When dealing with lots of feeds, occasionally something odd happens.  A couple of months back we noticed that our conversions of clicks to sales at a certain retailer had dropped to basically zero, which naturally was a concern.  Looking further into it, all the product links that we had were going to 404 pages all of a sudden.  A quick comparison of the URLs we were using to the ones currently in use on the site revealed a change in link structure for the same items, which were still for sale on the site.   A look back through the affiliate messages from that merchant showed a notice that the ecommerce software would be changing but that the links in the affiliate interface would be updated to work.  Looking back, that probably meant the simple banner/text ads that they provide and not the data feed links.

The point

Changing ecommerce software to get new features or performance is a fine thing.  It’s always good to make a site run better and offer a better customer experience.  Having said this, unless you have tremendous brand recognition and customer loyalty there are few things you can do to harm your web site more than introducing an upgrade that breaks all of your inbound links.

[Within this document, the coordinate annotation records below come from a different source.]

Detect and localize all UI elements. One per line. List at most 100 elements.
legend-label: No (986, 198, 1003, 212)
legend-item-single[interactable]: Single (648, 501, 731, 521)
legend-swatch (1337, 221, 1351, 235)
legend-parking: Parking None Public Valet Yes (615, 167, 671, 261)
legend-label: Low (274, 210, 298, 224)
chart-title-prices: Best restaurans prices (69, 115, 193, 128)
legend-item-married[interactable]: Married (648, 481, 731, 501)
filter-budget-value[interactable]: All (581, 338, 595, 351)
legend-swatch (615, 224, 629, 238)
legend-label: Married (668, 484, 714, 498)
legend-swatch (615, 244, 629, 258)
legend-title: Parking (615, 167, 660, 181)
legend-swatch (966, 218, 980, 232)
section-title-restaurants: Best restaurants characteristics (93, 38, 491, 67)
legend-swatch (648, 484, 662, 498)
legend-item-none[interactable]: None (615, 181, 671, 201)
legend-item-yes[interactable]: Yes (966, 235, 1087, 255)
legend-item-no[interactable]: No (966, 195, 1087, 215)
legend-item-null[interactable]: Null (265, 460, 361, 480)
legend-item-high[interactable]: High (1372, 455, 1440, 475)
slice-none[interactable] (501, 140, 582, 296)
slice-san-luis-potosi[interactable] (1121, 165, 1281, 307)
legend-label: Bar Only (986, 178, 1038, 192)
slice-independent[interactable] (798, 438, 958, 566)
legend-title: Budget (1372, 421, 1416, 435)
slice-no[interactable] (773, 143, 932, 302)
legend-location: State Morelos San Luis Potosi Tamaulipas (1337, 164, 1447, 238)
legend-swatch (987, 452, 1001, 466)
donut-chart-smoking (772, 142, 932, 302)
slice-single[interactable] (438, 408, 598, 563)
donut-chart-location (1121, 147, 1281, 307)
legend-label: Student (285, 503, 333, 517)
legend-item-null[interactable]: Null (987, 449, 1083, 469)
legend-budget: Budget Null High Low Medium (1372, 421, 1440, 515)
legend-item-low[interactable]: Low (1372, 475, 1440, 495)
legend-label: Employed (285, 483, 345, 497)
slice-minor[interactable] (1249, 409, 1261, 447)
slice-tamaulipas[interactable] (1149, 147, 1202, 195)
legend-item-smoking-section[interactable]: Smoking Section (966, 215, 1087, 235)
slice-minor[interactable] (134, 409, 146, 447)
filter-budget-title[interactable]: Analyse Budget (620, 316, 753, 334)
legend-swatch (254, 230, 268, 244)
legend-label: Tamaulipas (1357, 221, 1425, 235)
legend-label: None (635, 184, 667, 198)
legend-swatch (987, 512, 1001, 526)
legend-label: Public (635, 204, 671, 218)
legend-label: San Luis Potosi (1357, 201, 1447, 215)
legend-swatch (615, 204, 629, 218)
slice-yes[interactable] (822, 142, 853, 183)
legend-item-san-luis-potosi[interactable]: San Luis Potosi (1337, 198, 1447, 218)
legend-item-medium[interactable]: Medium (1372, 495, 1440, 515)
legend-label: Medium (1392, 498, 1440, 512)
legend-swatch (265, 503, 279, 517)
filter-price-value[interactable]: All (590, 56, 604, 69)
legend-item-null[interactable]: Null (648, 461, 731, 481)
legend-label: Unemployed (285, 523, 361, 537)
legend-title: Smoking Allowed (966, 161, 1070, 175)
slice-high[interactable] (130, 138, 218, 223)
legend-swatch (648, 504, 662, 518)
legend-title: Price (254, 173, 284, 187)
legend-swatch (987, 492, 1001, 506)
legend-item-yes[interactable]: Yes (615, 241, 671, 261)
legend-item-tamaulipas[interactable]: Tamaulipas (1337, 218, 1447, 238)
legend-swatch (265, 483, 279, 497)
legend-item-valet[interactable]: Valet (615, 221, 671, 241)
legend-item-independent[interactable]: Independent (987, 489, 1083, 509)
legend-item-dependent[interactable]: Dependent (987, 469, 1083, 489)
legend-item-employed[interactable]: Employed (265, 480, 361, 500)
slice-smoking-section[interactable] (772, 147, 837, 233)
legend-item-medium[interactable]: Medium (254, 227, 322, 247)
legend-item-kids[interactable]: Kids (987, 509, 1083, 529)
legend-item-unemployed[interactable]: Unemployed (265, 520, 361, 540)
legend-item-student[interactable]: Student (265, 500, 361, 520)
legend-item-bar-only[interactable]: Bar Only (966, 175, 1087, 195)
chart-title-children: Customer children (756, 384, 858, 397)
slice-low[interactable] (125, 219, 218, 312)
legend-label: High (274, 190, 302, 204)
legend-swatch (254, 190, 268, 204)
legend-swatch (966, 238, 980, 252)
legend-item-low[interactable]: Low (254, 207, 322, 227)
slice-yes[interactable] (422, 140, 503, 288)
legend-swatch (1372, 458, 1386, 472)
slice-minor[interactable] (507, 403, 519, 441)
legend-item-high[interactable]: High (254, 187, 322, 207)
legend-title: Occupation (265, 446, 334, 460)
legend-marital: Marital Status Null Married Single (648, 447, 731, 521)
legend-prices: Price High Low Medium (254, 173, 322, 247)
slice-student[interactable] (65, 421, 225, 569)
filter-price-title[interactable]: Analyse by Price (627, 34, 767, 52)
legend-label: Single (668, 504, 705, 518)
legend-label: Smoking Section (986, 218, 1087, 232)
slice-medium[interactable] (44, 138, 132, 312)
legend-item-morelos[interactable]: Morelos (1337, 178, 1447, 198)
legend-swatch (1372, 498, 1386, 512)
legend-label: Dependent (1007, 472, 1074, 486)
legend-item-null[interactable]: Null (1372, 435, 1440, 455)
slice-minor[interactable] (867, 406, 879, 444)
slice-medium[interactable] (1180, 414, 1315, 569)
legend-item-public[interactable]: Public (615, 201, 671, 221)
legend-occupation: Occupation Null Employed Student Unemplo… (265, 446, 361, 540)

  • Assuming your home page is still your homepage, those are the only links that will still work in the eyes of search engines, so you’ll lose all SEO benefits to your deep-linked pages.
  • In the modern web world of user generated content, and URL shorteners, you’ve likely just broken the bulk of product links on your site that users have added to sites such as StyleFeeder, Facebook, or TinyURL
  • Probably minor compared to the other two, Affiliates who have loaded your product feed and do refreshes based on product content changes (or don’t do refreshes) will be tripped up since your changes will hide behind an affiliate URL and possibly not be noticed as changes.

How to Avoid This

If this is something that absolutely has to be done, take an inventory of your inbound links and your affiliates.  Then notify them early and often that  a change is coming.  It’s likely that they’ll react as if you’re announcing a jump off the local bridge, but through the wonder of email you don’t have to watch or listen to this.

Preferably, something like mod_rewrite in Apache could be used to remap the old URL structure to the new one.  Or, if the product identifiers in the URL change then some other sort of page or script or program could be written to map the existing IDs to the new URLs.